Seria interessante saber-se qual a posição se, quando da despatologização da homossexualidade, este argumento tivesse aparecido. Muito provavelmente já não interessava outra vez.

Falar-se em detrimento de uma espera de seis meses, quando em Portugal são no mínimo dois anos de avaliações para os dois relatórios necessários para se obter a declaração de que a lei fala para se poder alterar a documentação é, no mínimo, caricato. Seis meses é muito na Dinamarca mas em Portugal dois anos não o são. Muito curiosa esta.

Todos os anos se reivindica algo. É perigoso reivindicar-se a despatologização com este governo, mas não o é reivindicar-se a parentalidade.
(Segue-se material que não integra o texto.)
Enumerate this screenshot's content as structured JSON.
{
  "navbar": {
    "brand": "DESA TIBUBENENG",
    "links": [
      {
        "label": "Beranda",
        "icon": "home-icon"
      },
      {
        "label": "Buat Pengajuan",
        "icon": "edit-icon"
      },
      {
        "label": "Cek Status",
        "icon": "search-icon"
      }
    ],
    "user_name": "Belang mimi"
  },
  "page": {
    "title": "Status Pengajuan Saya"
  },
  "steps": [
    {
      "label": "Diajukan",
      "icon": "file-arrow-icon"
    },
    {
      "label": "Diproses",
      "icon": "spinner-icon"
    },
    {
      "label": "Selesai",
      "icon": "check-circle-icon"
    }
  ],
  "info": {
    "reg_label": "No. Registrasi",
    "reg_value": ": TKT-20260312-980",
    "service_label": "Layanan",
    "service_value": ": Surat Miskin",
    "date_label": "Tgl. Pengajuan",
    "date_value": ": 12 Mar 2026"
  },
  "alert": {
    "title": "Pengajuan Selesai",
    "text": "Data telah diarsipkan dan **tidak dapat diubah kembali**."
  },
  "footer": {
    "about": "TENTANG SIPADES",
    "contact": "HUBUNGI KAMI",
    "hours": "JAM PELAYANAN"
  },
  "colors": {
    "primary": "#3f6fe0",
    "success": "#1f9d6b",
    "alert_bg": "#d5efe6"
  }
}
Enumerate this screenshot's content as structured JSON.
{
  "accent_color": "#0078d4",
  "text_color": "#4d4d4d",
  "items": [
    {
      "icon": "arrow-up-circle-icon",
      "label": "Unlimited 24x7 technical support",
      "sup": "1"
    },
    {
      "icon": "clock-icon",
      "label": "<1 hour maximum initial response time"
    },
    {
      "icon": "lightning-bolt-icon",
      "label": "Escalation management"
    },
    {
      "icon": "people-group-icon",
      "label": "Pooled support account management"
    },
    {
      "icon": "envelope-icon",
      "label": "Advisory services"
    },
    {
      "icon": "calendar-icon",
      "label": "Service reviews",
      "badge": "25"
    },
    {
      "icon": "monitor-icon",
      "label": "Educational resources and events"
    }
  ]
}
Por esta ordem de ideias, enquanto este governo (ou seja, a direita) estiver no poder o melhor é não se reivindicar nada, nem direitos humanos, nem direitos laborais, sociais e outros que tais, ficarmos caladinhos e quietinhos ou levamos no focinho (como aquela música dos trabalhadores do comércio). É por este tipo de pensamento que ainda estamos a levar com este governo em cima. Além de que, quando da aprovação da lei existente, já nas marchas se lutava pela despatologização. Já o ano passado, com este governo, se lutava por isso. E no ano anterior. A despatologização é apoiada pela ILGA Europe e pela Transgender Europe, para nomear só dois exemplos.

Não é crível que um manifesto per si obrigue a assembleia a debruçar-se sobre estes assuntos de imediato. Para isso já existe a petição da Isilda que a funcionar vai inevitavelmente rever estes assuntos. Portanto se vier a acontecer um retrocesso, não será certamente por uma reivindicação num manifesto mas mais pela petição.

Chegamos assim ao ponto em que um grupo se torna uma força de bloqueio em vez de uma força impulsionadora da mudança. Ao ponto em que, à semelhança do passado, um grupo não se importa em pisar as reivindicações de outros grupos para “levar a brasa à sua sardinha”. Um péssimo exemplo do que é o activismo em Portugal.

Chega assim ao fim este exercício de imaginação misturado com a realidade (a petição da Isilda Pegado existe mesmo.) A fazer pensar, não?